Introduction

Research is an increasingly important part of undergraduate medical education. The Association of American Medical Colleges (AAMC) reported [1] that 84.4% of medical students graduating in 2023 participated in a research project with a faculty member during medical school, compared to 78.8% in 2018 [2]. Alongside research participation, the involvement of medical students in deliverable research products has risen, with 63.7% of 2023 graduates [1] reporting authorship of a peer-reviewed paper submitted for publication compared to 50.5% in 2018 [2].

Multiple factors drive the increase in research opportunities during medical school. For one, the Liaison Committee on Medical Education (LCME) requires accredited medical schools in the USA and Canada to provide some foundation for scholarship or research. The LCME standard [3] that pertains to research includes the creation of an environment conducive to scholarly inquiry, and the expectation is additionally threaded through several other standards such as those related to faculty scholarly productivity, sufficiency of buildings and equipment, and inclusion of research principles in the curriculum.

Scholarly dissemination is also an important way for medical students to differentiate themselves as residency candidates, where applicants often compete for a limited number of residency spots. For example, greater research productivity is associated with matching to higher-ranked orthopedic surgery residency programs [4], and research is emerging as a common topic of discussion during interviews [5]. As Step 1 of the United States Medical Licensing Exam (USMLE) has become pass/fail [6], eliminating a standardized metric historically used to distinguish applicants, students, and faculty alike speculate [7] that research experiences, dedicated research time, and research productivity will become increasingly valued in the residency match process.

Given the escalating emphasis on research during undergraduate medical education, medical schools are undertaking a range of approaches to foster research opportunities for their students [8]. Although student perceptions of research programming have been studied [9,10,11,12], cohesive institutional wisdom surrounding components and outcomes of medical student research training programs is lacking. This study aims to address this need using information about in-house research programming collected from the medical schools ranked 1–50 in research by US News and World Report. Because the rankings are heavily influenced by research activity [13], these represent institutions with prominent levels of research productivity. They are therefore likely to support medical students in doing research and contributing to institutional research goals. Commonalities in their programs and offerings may provide a helpful framework for medical student research training programs at any institution. This study uses the insights obtained from the responding schools to generate a logic model conceptualizing the components that may be included in medical student research training programs. Logic models are a powerful tool to assist in program planning, implementation, management, evaluation, and reporting. They consist of program inputs, defined as “resources dedicated to or consumed by the program”; outputs, defined as “the direct products of program activities”; and outcomes, defined as “benefits or changes for individuals or populations during or after participating in program activities” [14]. Though traditionally used to develop and evaluate human services programs [14], the logic model has also been applied to medical educator faculty development [15], high-fidelity simulation training [16], and clinical practice-based research [17].

Materials and Methods

Fifty-one medical schools were invited to participate in a survey emailed to the corresponding Dean of Medical Education, to be completed by them or their representative (e.g., director of a medical student research office or similar). Though the top 50 were the target sample, due to ties in the rankings, 51 were included. Two reminder emails were sent. Responses were collected between November 15, 2021, and February 28, 2022.

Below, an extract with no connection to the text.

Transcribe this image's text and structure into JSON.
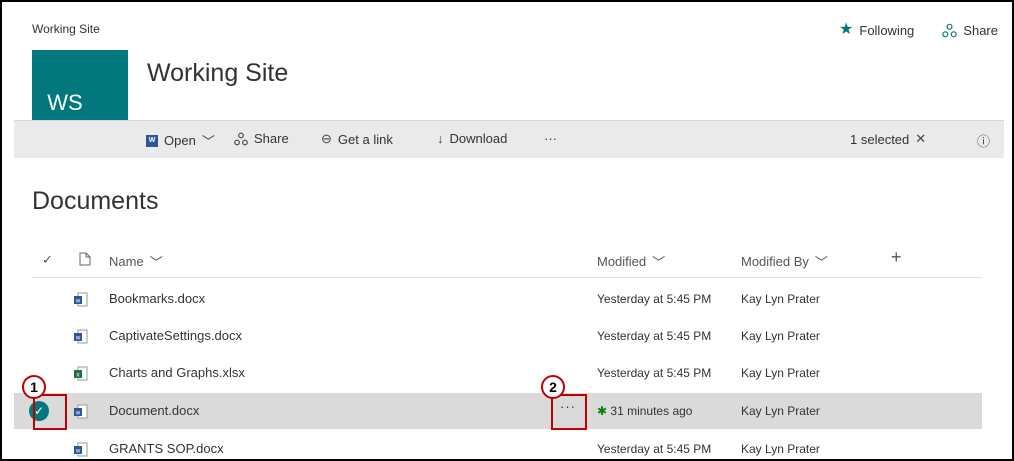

The survey was created to describe the function, structure, and outcomes of medical schools’ scholarly concentration programs from deans’ perspectives. We sought to capture a snapshot of current top-of-mind issues in the profession. Due to the absence of existing measures, two of the authors (MR, RK) created questions to capture program structure, staffing, curriculum, other scholarly offerings, and scholarly products. Unlike other published program descriptions, we sought to describe programs available to all medical students regardless of their specialty interests or enrollment in dual degree programs. The items were developed based upon the authors’ experience and issues raised in current professional discussions. We consulted with survey research professionals within the institution and pretested the questions for comprehensibility. To minimize time for completion, the original drafted survey was scaled back to 14 questions.

The final Survey Monkey survey is available in the Supplemental Materials. Two questions (#2 and 6) assessed program inputs including personnel and funding; six questions (#1, 3, 4, 5, 7, and 8) focused on outputs such as programming, curriculum, and research requirements; one question (#9) assessed program outcomes; and two questions (#11 and 12) requested free-text responses that could span inputs, outputs, and outcomes. The remaining questions assessed institutional characteristics. Eight questions had structured response options with opportunities to describe further, and 6 questions were open-ended. Participants were instructed to answer questions about programs, services, and offerings available for all their medical students. This study was approved by the Icahn School of Medicine at Mount Sinai Institutional Review Board # 21-01243.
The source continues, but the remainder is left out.